Dear Dr. Wallace:

I’m 17 1/2, and I’m dating a guy who is 20 1/2 and lives alone with his widowed mother. My guy is all right, but he’s no great catch, if you get my drift. He’s kind of lazy, and he only works part time and does not attend any school or even any trade school to try to better himself. He’s kind of a mama’s boy. He treats me OK most of the time, but there are times he throws tantrums like a small child over the smallest of things I might have said or done. We end up in huge fights over literally nothing, and then it takes a week or longer for us to find our footing together again.

To my face, his mom is sweet, but behind my back, she says things that make me think she despises me. Some of the stuff she says comes back to me because she is a good friend of my mom’s best friend. Therefore, I get the scoop about what she’s thinking and saying about me.

What can I do to keep her big mouth shut about me? It appears she almost never has a kind word to say about me, but she’s quick to criticize me about the smallest and most trivial of matters. I kind of wish I had never heard about any of this, but the fact is I have heard more than enough to know exactly where she is coming from.

— Not Happy With My Reviews, via email

Not Happy With My Reviews: Stop dating her son! And if he asks why, feel free to tell him what you’ve told me here, but do so diplomatically, please.

Sometimes, we find ourselves in situations that just don’t really fit, and unfortunately, too many people continue on and on in situations that are, shall we say, less than optimal.

Don’t be one of these people. Make a clean break, and seek to move on to a new situation that will not frustrate you and cause you to worry about your “reviews.”

Dear Dr. Wallace: I’m a regular reader of your column and have noticed that, several times, girls have written to you about dating a former boyfriend of their best girlfriend. You always advise against it, and I must say it’s the right answer. When I was 17, my BFF and I were so close it was crazy. We were the type that could finish each other’s sentences. We went through a lot together — problems at home and school, plus a serious automobile accident. We stuck together through it all. We were each other’s rocks of support.

We were, that is, until the boy she dated for three years asked me out after they broke up. When I told her I was going out with him, she cried, called me a traitor and then simply stopped communicating with me. Sadly, that was the end of our longtime friendship. Soon after I went out with this guy, I realized I had made a huge mistake. That guy and I went our separate ways, but the end result was that brief dating relationship cost me my very best girlfriend’s friendship. Now it’s 10 years later, and I’m married to a wonderful man and have a beautiful daughter and a very happy marriage.

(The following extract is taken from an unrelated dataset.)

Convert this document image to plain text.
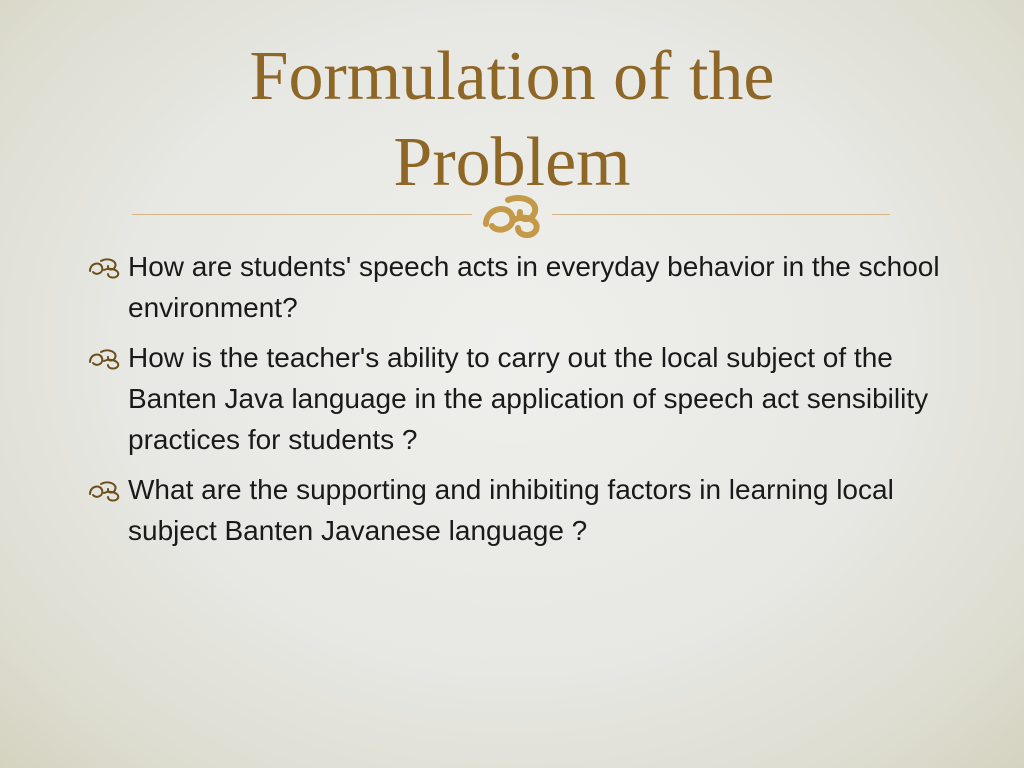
Formulation of the Problem
How are students' speech acts in everyday behavior in the school environment?
How is the teacher's ability to carry out the local subject of the Banten Java language in the application of speech act sensibility practices for students ?
What are the supporting and inhibiting factors in learning local subject Banten Javanese language ?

I’m very happy with 95% of my life, but I will readily admit that I often miss my great high school girlfriend and the friendship we shared. My soul aches that she’s no longer a part of my life.

I just wanted to share my story for the benefit of today’s teens, especially the girls. Yes, they can all make their own decisions, but they should remember that the ex of a close girlfriend will rarely turn out to be the one for you — and if you elect to pursue a dating relationship with a best friend’s ex, don’t be surprised if you later discover the trade-off was not even close to worth it.

— Been There and Still Regretting It, via email

Dear Been There And Still Regretting It: Thank you for sharing your sad and unfortunate experience of dating a best friend’s former boyfriend.

Hopefully, your story might inspire some to say, “No, thanks” to a best friend’s former boyfriend’s invitation to go out with him. This is truly a situation and a topic with no right answer, as each and every situation is different and has its own dynamics. But your story is valuable by pointing out a potential downfall that can exist between some very close friends.

I suggest the carpenter’s rule here: “Measure twice; cut once.”